I have been "okay" living here for a while, but I can't picture myself living here forever. I really do not want that, and with Brexit, I feel this much more strongly. We live in poverty, and because I struggle with work due to mental health, it's really difficult to deal with this.
For various reasons that I don't want to discuss, moving to Norway is not an option right now.
I guess you can say I do have experience of expat life (I have lived in London, Essex and 3 different towns in Hampshire, as well as 2 cities in Norway where I'm from). I was happy the first two years in London, but since I have spent the remaining 8 here unhappy and in poverty.
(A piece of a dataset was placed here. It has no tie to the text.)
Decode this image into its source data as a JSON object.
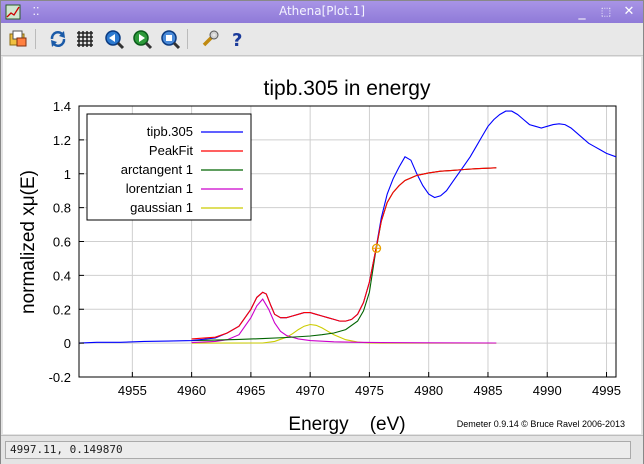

The reason I am contemplating NL is that I now have a boyfriend there. He is okay with moving to the UK to be with us, but the more I think about it, the more I would rather take the chance and go there. I obviously need to do a lot more research, and eventually find out if my son's dad would allow it (he's a bit abusive towards me - not our son, so this might be difficult). It would be a huge upheaval for both me and my son, as we'd both need to learn a new language and adapt to a new environment. I appreciate it would be a major challenge.
Please don't think I'm anti-UK or anything, I'm not, it's just that this country doesn't allow me to be happy for some reason. I have a few lovely friends that I would miss, but no real support network, and no family other than my son. The schools in our town are also kind of terrible, but we are stuck in this flat due to being on UC. With Brexit, I don't actually know if I'd still be able to claim UC after, by which point we would either be homeless or have to leave the country anyway.
I'm not in any way thinking NL is the most fantastic place in the world, but I feel it might be a better option for us now.
Please, any advice or ideas? How can I make this decision?